地域に寄り添ったサービス
無印良品の関東最大級となる店舗「無印良品 東京有明」が12月3日のオープンに先駆け、30日、報道陣に公開された。

テニスコート約18面分に匹敵する店内には、無印のほぼ全ての商品がラインアップされている。
新戦略は、地域に寄り添った商品とサービス。

カレーや冷凍食品などが並ぶ食品の売り場面積は国内最大級。
パンや野菜、果物なども並び、おすすめのレシピを、キッチンを使って紹介するサービスを始める予定だという。

また、コーヒー豆や洗剤など、約90種類もの商品が量り売りされる。

量り売りは食品以外にも。

マフラーは、巻き方やスタイルに合わせて自分の好きな長さで購入できる。
キッチンの様子は一軒家で体験
また、広い店内には一軒家が。

お店の中に一軒家が丸ごと入っているので、自分が購入したい商品をどういうふうに使うのか参考にしながら見ることができる。

全世界で1,040店舗を展開する無印良品。
こちらの店舗では地域に寄り添ったサービスも提供される。
古着回収、収納相談も
周辺に建てられた新築マンションがシックな内装となっていることから、それに合わせて、テーブルやいす、小物などこれまでになかった黒の家具や小物を限定で展開している。
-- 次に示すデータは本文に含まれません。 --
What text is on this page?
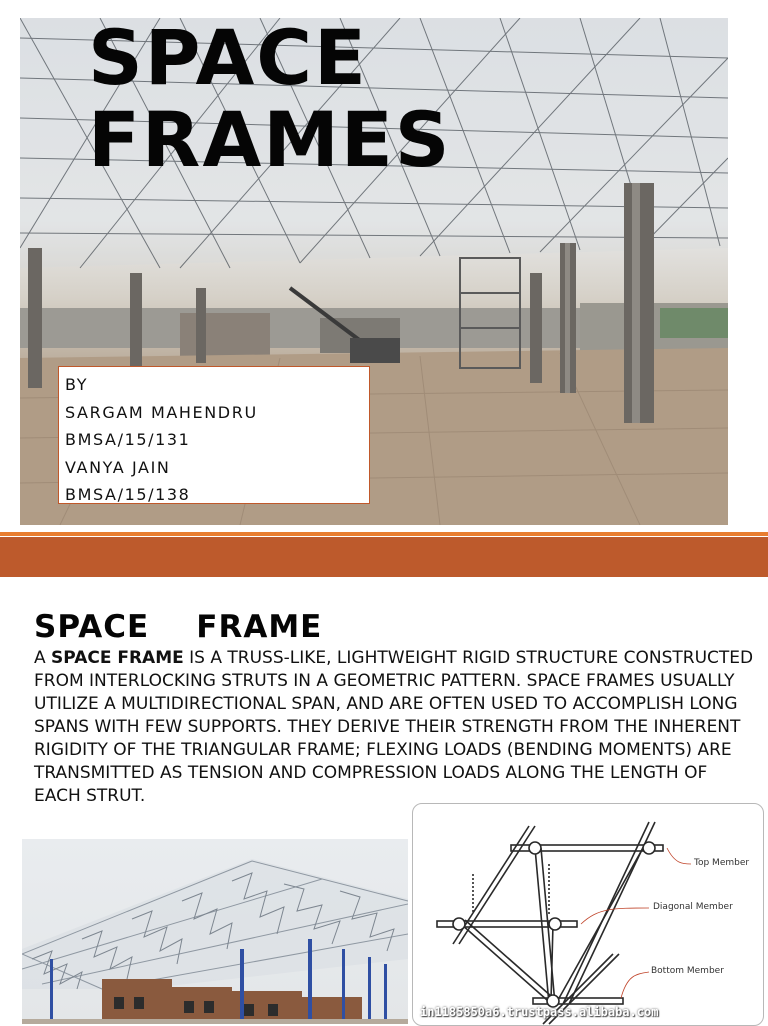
SPACE
FRAMES
BY
SARGAM MAHENDRU
BMSA/15/131
VANYA JAIN
BMSA/15/138
SPACE    FRAME

A SPACE FRAME IS A TRUSS-LIKE, LIGHTWEIGHT RIGID STRUCTURE CONSTRUCTED FROM INTERLOCKING STRUTS IN A GEOMETRIC PATTERN. SPACE FRAMES USUALLY UTILIZE A MULTIDIRECTIONAL SPAN, AND ARE OFTEN USED TO ACCOMPLISH LONG SPANS WITH FEW SUPPORTS. THEY DERIVE THEIR STRENGTH FROM THE INHERENT RIGIDITY OF THE TRIANGULAR FRAME; FLEXING LOADS (BENDING MOMENTS) ARE TRANSMITTED AS TENSION AND COMPRESSION LOADS ALONG THE LENGTH OF EACH STRUT.

Top Member
Diagonal Member
Bottom Member
in1185850a6.trustpass.alibaba.com
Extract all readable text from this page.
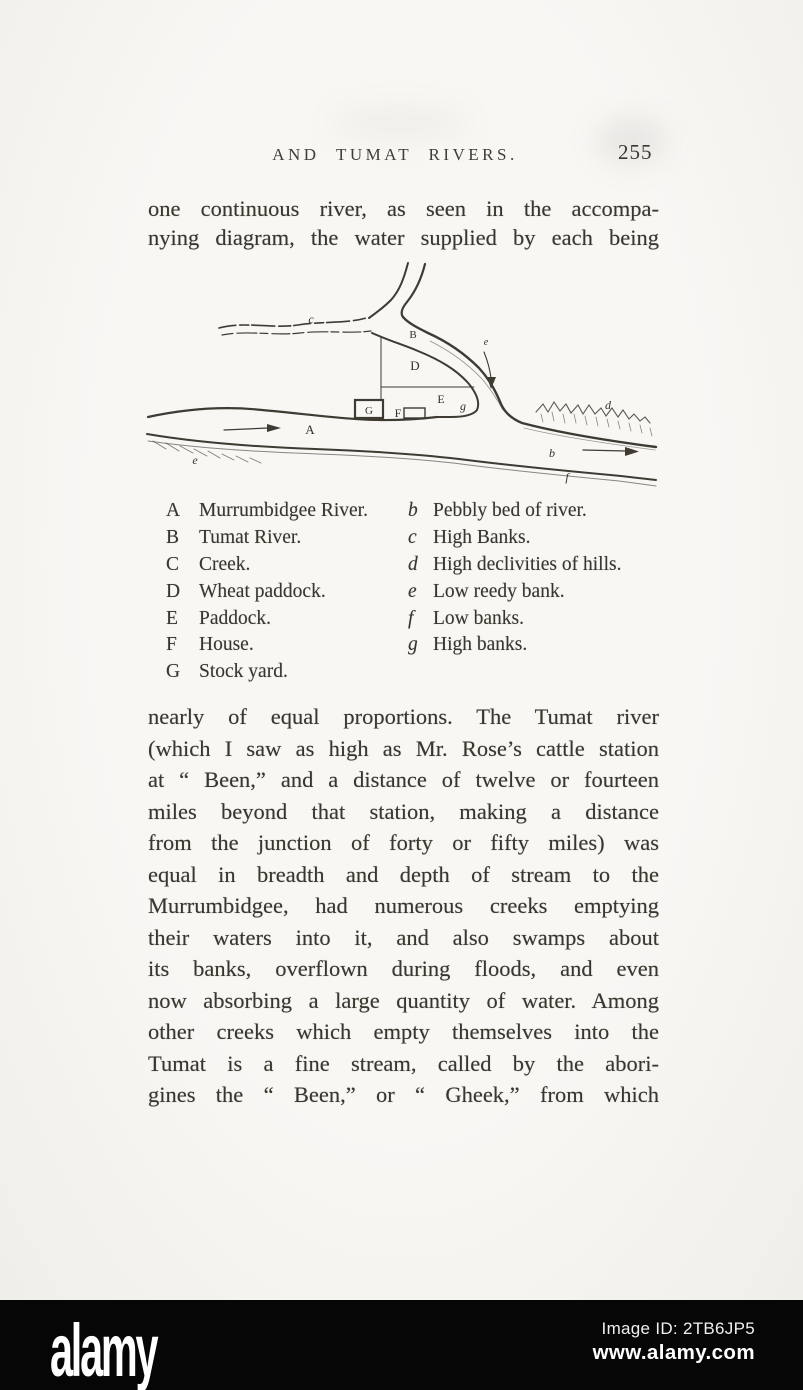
AND TUMAT RIVERS.	255
one continuous river, as seen in the accompa-
nying diagram, the water supplied by each being
c
B
e
D
E g
F
G	d
A
b
f
e
A Murrumbidgee River.
B Tumat River.
C Creek.
D Wheat paddock.
E Paddock.
F House.
G Stock yard.
b Pebbly bed of river.
c High Banks.
d High declivities of hills.
e Low reedy bank.
f Low banks.
g High banks.
nearly of equal proportions. The Tumat river
(which I saw as high as Mr. Rose’s cattle station
at “ Been,” and a distance of twelve or fourteen
miles beyond that station, making a distance
from the junction of forty or fifty miles) was
equal in breadth and depth of stream to the
Murrumbidgee, had numerous creeks emptying
their waters into it, and also swamps about
its banks, overflown during floods, and even
now absorbing a large quantity of water. Among
other creeks which empty themselves into the
Tumat is a fine stream, called by the abori-
gines the “ Been,” or “ Gheek,” from which
alamy	Image ID: 2TB6JP5
www.alamy.com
また、店舗のある江東区と組んで、古着の回収を行うほか、収納相談などお片付けサポートを地域限定で行い、周辺住民の集客を目指す。

無印良品 東京有明・松橋衆店長:
それぞれの生活者の暮らしの中に入り込んで、本当に困っていることを引き出して、収納・片付けをメインにサービスをしていく。
モノを捨てない・必要な人に提供していく。少し直して命を吹き込むことで、環境活動にも積極的にやっていきたい。

自社開発商品だけの“百貨店”は唯一無二
三田友梨佳キャスター:
マーケティングアナリストの渡辺広明さん聞きます。
無印良品の今回の出店はどんな狙いがあるのでしょうか?
マーケティングアナリスト・渡辺広明氏:
今、百貨店や総合スーパーは大変苦戦しています。
今回の無印は百貨店のようだが、自社開発商品だけで総合的に品揃えをするという日本で唯一の店舗になっています。
これは高齢者や働く人が増えて、一カ所でワンストップショッピング需要が増えているので、百貨店や総合スーパーの新しい形を模索したスタイルになっていると考えます。

三田キャスター:
新たな形として、無印で一番の売りとなるのは何でしょうか?
渡辺氏:
無印は省資源、低価格、自然志向など、ブランド力が何よりも売りなんです。
このコンセプトに基づいた品揃え、商品開発が、例えばユニクロやニトリのようなカテゴリーキラーと戦う武器となっています。
無印は「衣食住」が日本のスタイルになっていて、その中で「食」が弱いと言われていますが、レトルトカレーは20年前から販売していて、今では40種類以上展開する人気商品になっています。
このところ巣ごもり消費で「食」が上がっていて、無印の10月の「食」の売上げは、前年比で154.9%と大変伸びています。
三田キャスター:
私も無印に行くとついお菓子などに手が伸びますが、「食」は大きな強みかもしれませんね。
渡辺氏:
お菓子美味しいですよね。
今回の有明の店は食品の量り売りだったり、有明地区に住んでいるライト富裕層、地域にあわせた都市型の店作りをしています。
今まで無印は店舗によって違いの無いスタイルをとっていましたが、これからはその街に住む消費者にあわせた品揃えをしていく必要性があると考えます。
三田キャスター:
小売業はコロナ前の常識は捨てて、今ある需要を的確に見定めて柔軟に形を変えていくシフトチェンジも求められているのかもしれません。